Cet article s’inscrit dans le cadre d’une vaste étude intitulée "Balzac et le Martinisme". Pour en consulter le plan. Pour revenir à la page précédente...

Même si Séraphîta est toute imprégnée de l’atmosphère Swedenborgienne du fait que la nouvelle se déroule en Norvège dans la vallée du Jarvis supposée marquée par la présence du "Bouddha du Nord", il n’en reste pas moins que cette vivante allégorie de Sophia et de l’Androgyne est éclairée magnifiquement par les conceptions de Jacob Boehme et de Louis-Claude de Saint-Martin.

Séraphîtus Séraphîta est bien l’Androgyne tel que le conçoit Boehme, il transcende la condition de la sexualité humaine ordinaire et plane au-dessus des passions que tentent de lui inspirer Nina et Wilfrid. Séraphîta a retrouvé l’état d’origine. A la fin, tout est comme au commencement. L’évolution est achevée.

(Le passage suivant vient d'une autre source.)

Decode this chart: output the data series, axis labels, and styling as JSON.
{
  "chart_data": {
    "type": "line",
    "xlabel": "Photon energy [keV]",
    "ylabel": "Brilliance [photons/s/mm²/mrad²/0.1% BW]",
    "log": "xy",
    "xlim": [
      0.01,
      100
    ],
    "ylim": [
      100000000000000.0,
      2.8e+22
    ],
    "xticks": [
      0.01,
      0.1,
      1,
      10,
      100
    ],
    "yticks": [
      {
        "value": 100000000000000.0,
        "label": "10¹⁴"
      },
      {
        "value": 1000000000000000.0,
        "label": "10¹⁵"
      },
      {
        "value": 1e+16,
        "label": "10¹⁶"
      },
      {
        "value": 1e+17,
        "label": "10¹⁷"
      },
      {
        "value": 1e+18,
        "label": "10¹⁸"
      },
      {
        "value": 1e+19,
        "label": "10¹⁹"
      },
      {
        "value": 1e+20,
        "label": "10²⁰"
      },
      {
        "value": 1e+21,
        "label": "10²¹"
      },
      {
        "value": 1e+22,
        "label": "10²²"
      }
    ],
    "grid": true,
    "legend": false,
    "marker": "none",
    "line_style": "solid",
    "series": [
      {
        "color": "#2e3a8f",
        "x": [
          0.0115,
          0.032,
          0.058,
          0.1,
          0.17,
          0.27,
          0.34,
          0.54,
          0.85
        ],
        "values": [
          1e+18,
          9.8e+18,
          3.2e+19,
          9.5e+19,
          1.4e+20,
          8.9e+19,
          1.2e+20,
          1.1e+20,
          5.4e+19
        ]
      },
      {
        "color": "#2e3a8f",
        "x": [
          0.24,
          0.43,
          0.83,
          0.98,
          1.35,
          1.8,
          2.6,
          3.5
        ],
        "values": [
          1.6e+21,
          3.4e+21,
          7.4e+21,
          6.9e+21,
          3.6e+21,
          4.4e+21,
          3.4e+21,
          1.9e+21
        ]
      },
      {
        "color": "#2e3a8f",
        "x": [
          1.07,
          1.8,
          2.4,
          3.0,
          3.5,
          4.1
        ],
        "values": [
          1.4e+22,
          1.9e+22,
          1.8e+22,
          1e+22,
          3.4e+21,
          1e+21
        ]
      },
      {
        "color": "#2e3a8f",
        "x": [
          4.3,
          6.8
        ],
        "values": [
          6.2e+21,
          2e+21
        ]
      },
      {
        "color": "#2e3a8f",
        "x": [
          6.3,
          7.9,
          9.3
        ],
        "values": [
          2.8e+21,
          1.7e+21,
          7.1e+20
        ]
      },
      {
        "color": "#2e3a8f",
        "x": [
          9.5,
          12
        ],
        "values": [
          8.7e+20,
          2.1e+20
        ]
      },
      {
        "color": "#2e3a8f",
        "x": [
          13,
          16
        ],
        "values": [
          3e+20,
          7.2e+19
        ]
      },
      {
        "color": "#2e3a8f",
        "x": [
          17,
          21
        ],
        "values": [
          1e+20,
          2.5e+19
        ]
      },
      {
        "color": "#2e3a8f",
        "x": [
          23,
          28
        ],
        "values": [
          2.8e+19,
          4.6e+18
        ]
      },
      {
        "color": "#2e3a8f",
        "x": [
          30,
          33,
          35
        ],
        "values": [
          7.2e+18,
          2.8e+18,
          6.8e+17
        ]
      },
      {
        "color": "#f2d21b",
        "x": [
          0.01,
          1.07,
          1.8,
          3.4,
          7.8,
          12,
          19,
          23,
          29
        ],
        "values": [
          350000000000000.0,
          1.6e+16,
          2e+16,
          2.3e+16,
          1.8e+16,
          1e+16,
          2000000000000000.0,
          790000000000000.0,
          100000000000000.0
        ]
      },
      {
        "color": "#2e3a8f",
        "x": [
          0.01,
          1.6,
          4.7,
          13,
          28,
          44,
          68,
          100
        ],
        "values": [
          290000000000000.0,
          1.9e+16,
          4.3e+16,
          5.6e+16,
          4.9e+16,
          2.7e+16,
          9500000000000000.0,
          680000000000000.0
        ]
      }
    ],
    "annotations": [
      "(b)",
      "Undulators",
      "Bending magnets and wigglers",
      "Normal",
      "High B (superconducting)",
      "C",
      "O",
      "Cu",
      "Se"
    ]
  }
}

Séraphîta a pu concilier les contraires, homme femme, corps terrestre et corps céleste. C’est un ange incarné.

Elle manifeste tous les pouvoirs thaumaturgiques de la créature céleste. Par ce fait, sa communication avec les humains ordinaires est presque impossible. En tant que corps, elle ne peut satisfaire le désir de Wilfrid, en tant qu’esprit, elle ne peut s’adresser à lui que dans ses songes. Dans ses songes, l’homme est en communication avec le monde des esprits mais cet état est chez lui inconscient. L’être intérieur est sans pouvoir sur l’être extérieur, contrairement à Séraphîta qui, comme Louis Lambert par ailleurs, semble presque écrasée par la puissance de l’énergie de l’âme.

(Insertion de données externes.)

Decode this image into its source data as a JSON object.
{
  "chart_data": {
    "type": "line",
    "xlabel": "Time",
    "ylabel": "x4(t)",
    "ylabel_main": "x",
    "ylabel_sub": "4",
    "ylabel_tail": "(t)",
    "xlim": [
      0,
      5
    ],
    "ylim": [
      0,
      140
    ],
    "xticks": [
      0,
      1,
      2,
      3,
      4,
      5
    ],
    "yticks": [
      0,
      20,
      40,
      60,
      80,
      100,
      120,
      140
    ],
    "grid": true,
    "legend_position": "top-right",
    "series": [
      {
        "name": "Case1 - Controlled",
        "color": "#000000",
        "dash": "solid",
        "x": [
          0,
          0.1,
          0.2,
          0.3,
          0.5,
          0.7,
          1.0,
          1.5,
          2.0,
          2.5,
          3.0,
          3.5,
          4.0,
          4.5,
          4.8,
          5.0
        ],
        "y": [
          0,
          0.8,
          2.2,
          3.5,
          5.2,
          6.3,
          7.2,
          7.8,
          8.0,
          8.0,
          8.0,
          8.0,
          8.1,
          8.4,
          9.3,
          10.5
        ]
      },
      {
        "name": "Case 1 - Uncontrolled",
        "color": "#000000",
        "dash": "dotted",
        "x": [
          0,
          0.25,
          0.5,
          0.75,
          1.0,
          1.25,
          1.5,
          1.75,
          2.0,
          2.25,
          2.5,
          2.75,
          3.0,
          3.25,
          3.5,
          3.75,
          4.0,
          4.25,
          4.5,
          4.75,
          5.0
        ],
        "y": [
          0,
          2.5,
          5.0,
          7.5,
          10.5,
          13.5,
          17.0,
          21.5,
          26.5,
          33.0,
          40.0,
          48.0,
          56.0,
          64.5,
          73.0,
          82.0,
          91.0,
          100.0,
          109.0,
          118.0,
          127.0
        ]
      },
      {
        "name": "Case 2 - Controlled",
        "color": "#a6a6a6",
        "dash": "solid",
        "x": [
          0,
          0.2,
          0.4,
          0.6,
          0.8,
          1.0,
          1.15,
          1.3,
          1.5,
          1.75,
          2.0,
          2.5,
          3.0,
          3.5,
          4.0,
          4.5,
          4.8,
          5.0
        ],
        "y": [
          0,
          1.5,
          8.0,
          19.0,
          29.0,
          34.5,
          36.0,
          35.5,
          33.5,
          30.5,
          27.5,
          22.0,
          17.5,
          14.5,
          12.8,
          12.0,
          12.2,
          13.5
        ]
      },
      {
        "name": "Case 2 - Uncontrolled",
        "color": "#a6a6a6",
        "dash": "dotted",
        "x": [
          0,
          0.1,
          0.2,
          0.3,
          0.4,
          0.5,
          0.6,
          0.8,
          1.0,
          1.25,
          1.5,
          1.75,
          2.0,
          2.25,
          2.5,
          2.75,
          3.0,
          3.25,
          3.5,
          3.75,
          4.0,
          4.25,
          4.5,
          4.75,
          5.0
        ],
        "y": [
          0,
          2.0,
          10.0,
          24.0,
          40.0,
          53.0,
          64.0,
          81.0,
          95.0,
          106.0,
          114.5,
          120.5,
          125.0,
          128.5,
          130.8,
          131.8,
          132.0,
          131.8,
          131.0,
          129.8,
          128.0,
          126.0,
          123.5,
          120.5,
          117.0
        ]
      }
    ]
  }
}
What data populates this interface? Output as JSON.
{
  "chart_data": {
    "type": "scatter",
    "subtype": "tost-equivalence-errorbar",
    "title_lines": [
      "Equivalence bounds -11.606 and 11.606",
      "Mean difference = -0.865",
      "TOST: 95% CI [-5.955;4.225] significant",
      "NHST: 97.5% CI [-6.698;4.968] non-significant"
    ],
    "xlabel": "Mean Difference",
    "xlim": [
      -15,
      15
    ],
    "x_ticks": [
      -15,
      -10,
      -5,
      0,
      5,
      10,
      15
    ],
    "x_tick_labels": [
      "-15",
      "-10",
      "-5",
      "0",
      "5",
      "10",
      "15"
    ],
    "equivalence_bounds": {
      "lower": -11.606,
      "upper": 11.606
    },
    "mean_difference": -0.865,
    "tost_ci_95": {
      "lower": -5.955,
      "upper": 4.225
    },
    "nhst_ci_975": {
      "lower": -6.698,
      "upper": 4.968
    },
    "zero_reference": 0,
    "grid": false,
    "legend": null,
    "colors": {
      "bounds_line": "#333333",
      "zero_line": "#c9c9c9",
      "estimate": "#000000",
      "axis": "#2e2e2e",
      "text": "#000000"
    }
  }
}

"Wilfrid était tombé mort sur le tapis. Mais Séraphîta souffle sur le front de cet homme qui s’endormit aussitôt paisiblement à ses pieds. Après avoir imposé ses mains au-dessus du front de Wilfrid, les phrases suivantes s’échappèrent une à une de ses lèvres, toutes différentes d’accent mais toutes mélodieuses et empreintes d’une bonté qui semblait émaner de sa tête par ondées nuageuses comme des lueurs que la déesse profane verse chastement sur le berger bien aimé durant son sommeil ..." Que mes paroles revêtent les brillantes formes des rêves, qu’elles se parent d’images, flamboient et descendent sur toi".

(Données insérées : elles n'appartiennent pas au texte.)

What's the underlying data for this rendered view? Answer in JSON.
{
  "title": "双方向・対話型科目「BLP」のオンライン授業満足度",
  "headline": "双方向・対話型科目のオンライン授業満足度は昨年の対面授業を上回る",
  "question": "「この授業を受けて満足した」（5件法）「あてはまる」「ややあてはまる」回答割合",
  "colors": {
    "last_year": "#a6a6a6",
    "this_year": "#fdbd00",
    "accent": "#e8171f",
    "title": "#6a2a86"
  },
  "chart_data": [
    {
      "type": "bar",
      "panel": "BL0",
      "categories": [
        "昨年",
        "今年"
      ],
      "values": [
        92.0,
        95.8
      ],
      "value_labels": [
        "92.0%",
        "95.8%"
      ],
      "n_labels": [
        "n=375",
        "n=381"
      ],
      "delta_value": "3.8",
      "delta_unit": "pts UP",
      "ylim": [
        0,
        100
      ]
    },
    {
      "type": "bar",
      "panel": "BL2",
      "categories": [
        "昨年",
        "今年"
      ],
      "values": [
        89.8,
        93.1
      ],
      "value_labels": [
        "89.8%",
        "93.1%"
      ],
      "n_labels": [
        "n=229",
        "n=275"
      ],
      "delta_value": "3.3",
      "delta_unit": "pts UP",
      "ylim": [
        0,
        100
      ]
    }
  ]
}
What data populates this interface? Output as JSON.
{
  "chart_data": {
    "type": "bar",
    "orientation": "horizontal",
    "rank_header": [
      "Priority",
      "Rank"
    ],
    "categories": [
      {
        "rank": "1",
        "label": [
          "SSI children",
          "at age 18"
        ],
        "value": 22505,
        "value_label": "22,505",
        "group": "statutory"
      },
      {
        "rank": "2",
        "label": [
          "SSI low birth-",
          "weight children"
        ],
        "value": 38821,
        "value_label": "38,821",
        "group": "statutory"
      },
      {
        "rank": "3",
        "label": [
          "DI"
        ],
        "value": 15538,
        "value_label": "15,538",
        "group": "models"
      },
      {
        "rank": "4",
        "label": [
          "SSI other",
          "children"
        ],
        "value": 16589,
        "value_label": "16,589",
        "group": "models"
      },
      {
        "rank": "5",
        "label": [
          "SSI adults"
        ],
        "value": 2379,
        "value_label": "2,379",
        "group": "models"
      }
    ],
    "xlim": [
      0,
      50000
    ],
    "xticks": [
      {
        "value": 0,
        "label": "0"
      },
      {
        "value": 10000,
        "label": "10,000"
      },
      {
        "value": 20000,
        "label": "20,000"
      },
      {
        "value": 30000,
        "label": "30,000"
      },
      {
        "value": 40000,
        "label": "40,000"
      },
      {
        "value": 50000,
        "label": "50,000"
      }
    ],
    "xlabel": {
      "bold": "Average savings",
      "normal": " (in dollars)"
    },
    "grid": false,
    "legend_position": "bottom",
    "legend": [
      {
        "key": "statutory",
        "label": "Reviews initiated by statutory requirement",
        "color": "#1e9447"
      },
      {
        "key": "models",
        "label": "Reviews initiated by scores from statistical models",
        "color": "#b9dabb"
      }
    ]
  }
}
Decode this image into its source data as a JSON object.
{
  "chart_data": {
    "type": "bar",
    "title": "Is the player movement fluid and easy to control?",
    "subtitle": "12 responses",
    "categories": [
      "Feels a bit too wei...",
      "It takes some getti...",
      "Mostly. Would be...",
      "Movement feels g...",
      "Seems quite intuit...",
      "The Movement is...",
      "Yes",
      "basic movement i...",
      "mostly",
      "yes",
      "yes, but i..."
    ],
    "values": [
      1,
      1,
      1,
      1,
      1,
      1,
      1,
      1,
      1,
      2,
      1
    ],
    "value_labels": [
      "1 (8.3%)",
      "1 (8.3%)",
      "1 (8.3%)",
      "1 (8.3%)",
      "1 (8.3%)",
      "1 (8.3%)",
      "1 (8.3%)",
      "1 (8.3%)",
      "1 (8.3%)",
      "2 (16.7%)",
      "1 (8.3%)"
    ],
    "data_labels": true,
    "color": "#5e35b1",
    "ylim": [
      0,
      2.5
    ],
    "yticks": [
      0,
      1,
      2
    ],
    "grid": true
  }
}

Comprends-tu, pauvre cher éprouvé que sans les engourdissements, sans les voiles du sommeil, de tels spectacles emporteraient et déchireraient ton intelligence comme le vent des tempêtes emporte et déchire une faible toile, et raviraient pour toujours à un homme sa raison ? Comprends-tu que l’âme seule, élevée à sa toute puissance, résiste à peine dans le rêve aux dévorantes communications de l’esprit ?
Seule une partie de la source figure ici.